Highest Mountain in Texas in Guadalupe Mountains National Park
Hikers are provided information on hiking the trail up to 8,749 foot Guadalupe Peak, the highest point in Texas. The four-mile long trail to Guadalupe Peak begins at Pine Springs campground in Guadalupe Mountains National Park, Texas some eighty miles east of El Paso.There is no other way to get here but by private car where there is enough parking at the trail head for twenty cars or so. The starting point is a little over 5,000 feet above sea level just above the main ranger station. Please sign the trail register just beyond the starting point. The best times to climb Guadalupe Peak are early fall and late spring and the worst times would be mid-summer and mid-winter. There are no man-made hazards on this trail but hikers should be wary of rattle snakes, sharp-needled cactus and the possibility of very high winds. Once the hiker is on the way, there are many unique species of desert vegetation can be seen as the trail rises steadily upwards toward a towering, lateral limestone ridge.
Guadalupe Peak Trail Features Madrone, Cholla, Yucca
The red-barked madrone (ma-drun) tree is eye-catching as well as man-high spiny cholla and knee-high yucca. Canyon wrens can usually be seen hopping from one tree to the next. Their song is characterized by a high pitched rising and falling trill. Directly to the east of the trail and across a valley rises Hunter Peak (8,368 feet), one of the park’s six mountains over 8,000 feet in elevation.
A mile later, after many switchbacks, the trail crosses a pass just under the high limestone ridge and affords a magnificent view of three more 8,000 foot peaks: Shumard Peak (8,615 Feet), the closest, Bartlett Peak (8508 feet), middle range, and Bush Peak (8,,631 feet) in the distance. This limestone pass can be quite windy, sometimes with gusts over fifty miles per hour. It is at this point that the trail enters a fairly dense forest of pinyon and juniper trees growing along the backside of the initial limestone ridge. This forest houses a variety of wildlife including occasional mountain lions, more prevalent coyotes and abundant chickadees and pinyon jays. The trail rises steadily towards an open meadow two and a half miles from the trail-head.
Agave Plants Used for Tequila
This meadow is titled at a thirty degree angle that rises up to a false summit three miles from the trail head. It is worth pausing here to see up close blue-green agave plants (the source of tequila), pointy-spined lechagilla plants growing in clusters and the less frequent, thick-spined Spanish Bayonet. At the top of the meadow’s false summit, one finally gets a full view Guadalupe Peak in the shape of a giant Mayan pyramid. But the trail descends from the false summit down a steep ravine, so steep that a bridge was built to cross over a narrow gap that would otherwise cause the hiker to descend even more. Once over the bridge, the hiker should pause to look down upon the massive summit of El Capitan (8,053 feet).
Views of Salt Flats
From this point onward, the trail switches back and forth up the eastern (leeward) side of Guadalupe Peak permitting the climber to enjoy wind-free scenes of the valleys below and the vast stretches of prehistoric salt flats 5,000 feet lower. At 8,700 feet, the trail makes several steep turns through crumbling layers of sandstone to an six-foot high aluminum triangle marking the summit at 8,749 feet and four miles from the trail’s beginning. Up here one may encounter fierce winds that bring up salt particles from the flats far below to create an air that can actually be tasted.

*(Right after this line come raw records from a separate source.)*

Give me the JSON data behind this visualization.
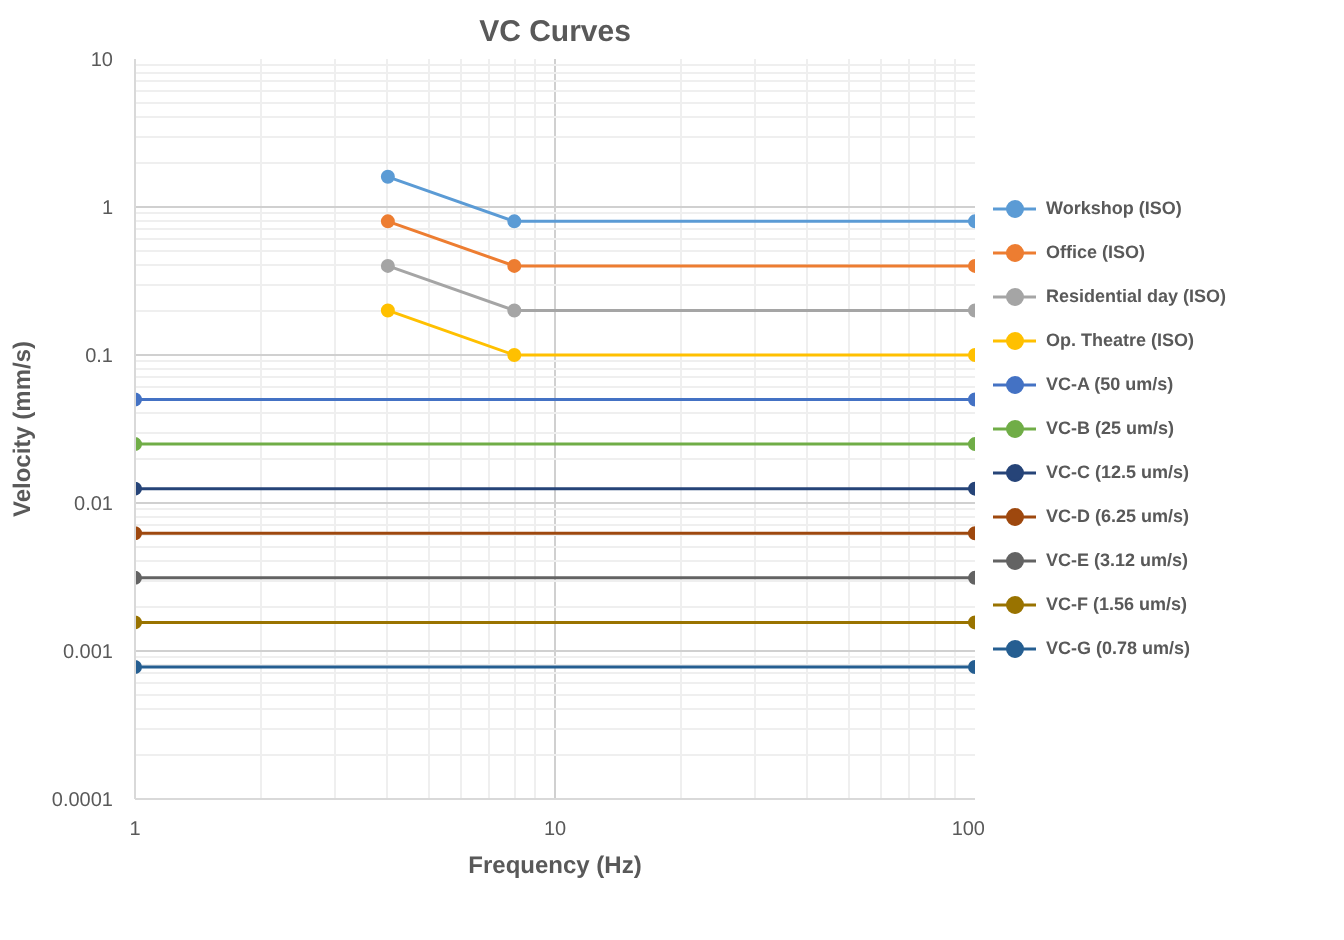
{
  "chart_data": {
    "type": "line",
    "title": "VC Curves",
    "xlabel": "Frequency (Hz)",
    "ylabel": "Velocity (mm/s)",
    "log": "xy",
    "xlim": [
      1,
      100
    ],
    "ylim": [
      0.0001,
      10
    ],
    "xticks": [
      1,
      10,
      100
    ],
    "yticks": [
      0.0001,
      0.001,
      0.01,
      0.1,
      1,
      10
    ],
    "grid": true,
    "legend": "right",
    "marker": "circle",
    "line_style": "solid",
    "series": [
      {
        "name": "Workshop (ISO)",
        "color": "#5b9bd5",
        "x": [
          4,
          8,
          100
        ],
        "values": [
          1.6,
          0.8,
          0.8
        ]
      },
      {
        "name": "Office (ISO)",
        "color": "#ed7d31",
        "x": [
          4,
          8,
          100
        ],
        "values": [
          0.8,
          0.4,
          0.4
        ]
      },
      {
        "name": "Residential day (ISO)",
        "color": "#a5a5a5",
        "x": [
          4,
          8,
          100
        ],
        "values": [
          0.4,
          0.2,
          0.2
        ]
      },
      {
        "name": "Op. Theatre (ISO)",
        "color": "#ffc000",
        "x": [
          4,
          8,
          100
        ],
        "values": [
          0.2,
          0.1,
          0.1
        ]
      },
      {
        "name": "VC-A (50 um/s)",
        "color": "#4472c4",
        "x": [
          1,
          100
        ],
        "values": [
          0.05,
          0.05
        ]
      },
      {
        "name": "VC-B (25 um/s)",
        "color": "#70ad47",
        "x": [
          1,
          100
        ],
        "values": [
          0.025,
          0.025
        ]
      },
      {
        "name": "VC-C (12.5 um/s)",
        "color": "#264478",
        "x": [
          1,
          100
        ],
        "values": [
          0.0125,
          0.0125
        ]
      },
      {
        "name": "VC-D (6.25 um/s)",
        "color": "#9e480e",
        "x": [
          1,
          100
        ],
        "values": [
          0.00625,
          0.00625
        ]
      },
      {
        "name": "VC-E (3.12 um/s)",
        "color": "#636363",
        "x": [
          1,
          100
        ],
        "values": [
          0.00312,
          0.00312
        ]
      },
      {
        "name": "VC-F (1.56 um/s)",
        "color": "#997300",
        "x": [
          1,
          100
        ],
        "values": [
          0.00156,
          0.00156
        ]
      },
      {
        "name": "VC-G (0.78 um/s)",
        "color": "#255e91",
        "x": [
          1,
          100
        ],
        "values": [
          0.00078,
          0.00078
        ]
      }
    ]
  }
}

The Mexican State of Chihuahua spreads to the south, Texan mesquite flats to west and east and the Guadalupe Range northward into nearby New Mexico. The hike takes up to a full day with a vertical gain of 3,600 feet. Bring sufficient water as there are no water sources on the trail nor are there any restrooms. You can pick up a trail map at the Pine Springs Visitor Center or go to National Park Service web site, Guadalupe Peaks National Park.